Wie kann die Luft in den Innenstädten in kurzer Zeit so sauber werden, dass Fahrverbote für Dieselautos noch verhindert werden können? Das ist die Kernfrage, die in der Bundesregierung seit mehr als einem Jahr für Streit sorgt – zuerst in der alten und nun in der neuen Regierung. Die CSU-Verkehrsminister waren stets der Meinung, dass es ausreicht, die Motoren mit neuer Software auszurüsten. Die SPD-Umweltministerinnen wollten dagegen immer schon eine größere Lösung: Ohne die Nachrüstung der Abgasanlagen von Dieselautos, so ihre Überzeugung, können Stickoxide nicht reduziert werden.

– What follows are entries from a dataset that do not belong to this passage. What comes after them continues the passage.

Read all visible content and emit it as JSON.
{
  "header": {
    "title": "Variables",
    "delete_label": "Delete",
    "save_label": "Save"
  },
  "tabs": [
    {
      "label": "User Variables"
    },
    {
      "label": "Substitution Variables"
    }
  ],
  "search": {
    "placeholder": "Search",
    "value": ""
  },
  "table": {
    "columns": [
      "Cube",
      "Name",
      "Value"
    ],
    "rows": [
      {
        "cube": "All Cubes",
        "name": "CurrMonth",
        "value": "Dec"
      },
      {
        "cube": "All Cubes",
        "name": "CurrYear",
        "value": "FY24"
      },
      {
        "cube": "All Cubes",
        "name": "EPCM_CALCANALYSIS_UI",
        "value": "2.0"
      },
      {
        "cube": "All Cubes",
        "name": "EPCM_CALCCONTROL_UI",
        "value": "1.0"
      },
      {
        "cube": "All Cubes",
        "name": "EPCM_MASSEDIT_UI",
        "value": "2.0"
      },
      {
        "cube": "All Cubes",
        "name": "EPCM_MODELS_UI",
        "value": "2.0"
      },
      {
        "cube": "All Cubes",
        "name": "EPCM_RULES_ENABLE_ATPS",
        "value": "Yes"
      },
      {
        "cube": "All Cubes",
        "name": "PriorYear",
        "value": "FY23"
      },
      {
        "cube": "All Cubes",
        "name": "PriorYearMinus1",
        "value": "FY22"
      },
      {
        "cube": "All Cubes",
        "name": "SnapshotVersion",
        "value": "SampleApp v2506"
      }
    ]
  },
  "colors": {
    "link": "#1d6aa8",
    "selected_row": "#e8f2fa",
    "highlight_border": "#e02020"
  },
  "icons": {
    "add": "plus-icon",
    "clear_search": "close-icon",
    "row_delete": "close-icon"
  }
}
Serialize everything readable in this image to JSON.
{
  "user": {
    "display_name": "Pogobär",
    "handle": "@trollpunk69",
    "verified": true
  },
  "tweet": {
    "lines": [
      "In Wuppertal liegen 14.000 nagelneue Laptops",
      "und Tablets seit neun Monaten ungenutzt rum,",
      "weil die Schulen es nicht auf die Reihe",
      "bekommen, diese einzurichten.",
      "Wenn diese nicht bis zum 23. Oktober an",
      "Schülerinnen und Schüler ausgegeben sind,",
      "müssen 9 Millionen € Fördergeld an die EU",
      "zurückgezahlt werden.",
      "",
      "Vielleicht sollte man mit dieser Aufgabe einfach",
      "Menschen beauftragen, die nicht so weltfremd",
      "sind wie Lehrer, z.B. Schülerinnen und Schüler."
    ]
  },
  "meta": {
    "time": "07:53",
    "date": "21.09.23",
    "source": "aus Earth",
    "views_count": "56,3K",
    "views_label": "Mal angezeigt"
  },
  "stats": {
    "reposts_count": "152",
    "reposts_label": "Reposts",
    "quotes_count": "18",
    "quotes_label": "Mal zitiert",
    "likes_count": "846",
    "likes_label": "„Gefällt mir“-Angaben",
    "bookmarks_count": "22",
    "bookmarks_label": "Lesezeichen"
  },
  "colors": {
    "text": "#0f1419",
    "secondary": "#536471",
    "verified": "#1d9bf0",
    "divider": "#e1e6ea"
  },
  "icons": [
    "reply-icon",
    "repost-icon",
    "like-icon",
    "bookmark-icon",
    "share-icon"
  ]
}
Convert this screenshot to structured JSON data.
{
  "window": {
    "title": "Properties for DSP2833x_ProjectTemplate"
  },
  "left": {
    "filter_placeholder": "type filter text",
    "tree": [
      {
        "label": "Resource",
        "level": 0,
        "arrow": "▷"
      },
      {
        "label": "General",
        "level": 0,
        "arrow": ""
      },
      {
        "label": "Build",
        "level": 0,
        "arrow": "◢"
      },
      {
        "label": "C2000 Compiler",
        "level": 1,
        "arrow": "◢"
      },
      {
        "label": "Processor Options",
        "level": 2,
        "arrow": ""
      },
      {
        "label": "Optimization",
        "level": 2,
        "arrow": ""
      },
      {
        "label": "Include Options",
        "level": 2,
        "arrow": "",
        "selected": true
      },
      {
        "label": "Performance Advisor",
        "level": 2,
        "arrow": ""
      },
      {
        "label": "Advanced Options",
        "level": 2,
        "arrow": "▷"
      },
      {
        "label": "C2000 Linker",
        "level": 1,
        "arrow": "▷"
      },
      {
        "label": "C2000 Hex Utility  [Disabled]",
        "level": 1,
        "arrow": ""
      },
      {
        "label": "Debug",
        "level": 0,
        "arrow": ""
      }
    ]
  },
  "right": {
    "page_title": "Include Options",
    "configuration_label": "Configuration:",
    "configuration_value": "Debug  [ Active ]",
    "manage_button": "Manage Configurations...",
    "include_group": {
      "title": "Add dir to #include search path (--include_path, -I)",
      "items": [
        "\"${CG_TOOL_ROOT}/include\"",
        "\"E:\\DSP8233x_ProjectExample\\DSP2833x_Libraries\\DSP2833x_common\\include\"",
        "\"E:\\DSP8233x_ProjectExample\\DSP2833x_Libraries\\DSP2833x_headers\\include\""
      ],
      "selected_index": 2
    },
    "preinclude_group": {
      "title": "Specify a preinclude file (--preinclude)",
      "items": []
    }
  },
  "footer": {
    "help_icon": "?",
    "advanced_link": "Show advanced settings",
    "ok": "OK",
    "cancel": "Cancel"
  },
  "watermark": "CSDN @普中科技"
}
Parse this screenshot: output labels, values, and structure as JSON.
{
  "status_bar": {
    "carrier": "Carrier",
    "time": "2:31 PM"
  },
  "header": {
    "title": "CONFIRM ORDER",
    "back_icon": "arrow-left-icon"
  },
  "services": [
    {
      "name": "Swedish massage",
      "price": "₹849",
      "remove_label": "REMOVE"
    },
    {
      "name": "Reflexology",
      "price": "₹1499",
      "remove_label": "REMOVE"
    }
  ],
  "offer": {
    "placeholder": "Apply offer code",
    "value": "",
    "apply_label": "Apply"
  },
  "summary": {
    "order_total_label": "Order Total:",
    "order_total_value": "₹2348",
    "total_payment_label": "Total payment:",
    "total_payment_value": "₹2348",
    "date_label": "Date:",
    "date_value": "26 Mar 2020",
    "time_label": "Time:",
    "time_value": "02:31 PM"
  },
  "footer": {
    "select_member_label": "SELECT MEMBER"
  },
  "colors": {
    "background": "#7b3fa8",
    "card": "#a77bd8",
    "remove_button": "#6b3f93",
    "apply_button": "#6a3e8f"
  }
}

Der Streit ist entschieden: Die technische Nachrüstung von Dieselautos rückt näher. Wie sie aussehen wird, für welche Autos sie kommen und wer sie bezahlen wird, ist noch unklar. Aber die grobe Richtung ist jetzt klar. Mit der etwas schrägen Formulierung vom Freitag, er werde sich „technische Gedanken machen, wie wir bestehende Fahrzeuge noch sauberer bekommen“, hat Verkehrsminister Andreas Scheuer (CSU) seinen Sinneswandel dokumentiert. Diese Wende kommt spät, aber sie kommt. Das ist besser, als wenn immer mehr Städte Fahrverbote hätten verhängen müssen, weil sie die Grenzwerte für gesundheitsschädliche Stickoxide sonst nicht hätten einhalten können.

Scheuer und die Autoindustrie haben grundsätzlich recht, wenn sie sagen, es sei besser, in neue und saubere Autos zu investieren, als alte Fahrzeuge mit nachträglichen Einbauten zu versehen. Diese Haltung verkennt aber dreierlei: Erstens haben die meisten Bürger schlicht nicht das Geld, um sich schnell für Zehntausende Euro ein neues Auto zu kaufen. Zweitens werden die Autos nicht sauberer, wenn sie als Gebrauchtwagen woanders auf der Welt herumfahren. Und drittens werden die Werte für Stickoxide ja nicht gerissen, weil die Deutschen keine neuen Autos kaufen wollen. Sie werden gerissen, weil Hersteller bei der Abgasreinigung geschummelt haben – und weil Städte, Landesregierungen und die Bundesregierung geschlafen und das Problem der schlechten Luft ignoriert haben.

Stickoxide werden ja nicht erst seit gestern gemessen, die Belastung ist auch nicht erst seit gestern zu hoch. Bis Umweltaktivisten die Einhaltung der Werte vor immer mehr Gerichten erstritten haben, ist schlicht zu wenig passiert. Auch jetzt hat nicht besseres Wissen, sondern der politische Druck durch ein Gerichtsurteil die Wende gebracht: Weil sich Frankfurt am Main auf ein Fahrverbot vorbereiten muss, weil in Hessen der Landtag neu gewählt wird und die dortige CDU ihre Macht verlieren könnte – nur deshalb hat Bundeskanzlerin Angela Merkel (CDU) ihrem Verkehrsminister ins Gewissen geredet. Ob unter diesen Vorzeichen eine dauerhafte Lösung des Problems zu erwarten ist?

Trotzdem ist klar, wer für die Um- und Nachrüstungen der alten Diesel zahlen muss: Es sind die Hersteller. Sie haben das Problem erst vertuscht und dann versucht, es zu ignorieren. Seit Monaten blockieren sie eine nachträgliche Lösung des Dieselproblems. Sie tragen dadurch dazu bei, dass Tausende von Dieselfahrzeugen langsam an Wert verlieren – und sie verdienen gleichzeitig Milliarden, weil viele Kunden entnervt neue Benziner kaufen.

Das Geld für die technische Nachrüstung alter Diesel ist also da. Der Verkehrsminister muss die Hersteller nun zur Mitwirkung an diesem Projekt bewegen und sie an den Kosten der Umrüstung beteiligen. Man darf gespannt sein, wie Andreas Scheuer diese wohl größte Aufgabe in seiner Amtszeit lösen wird.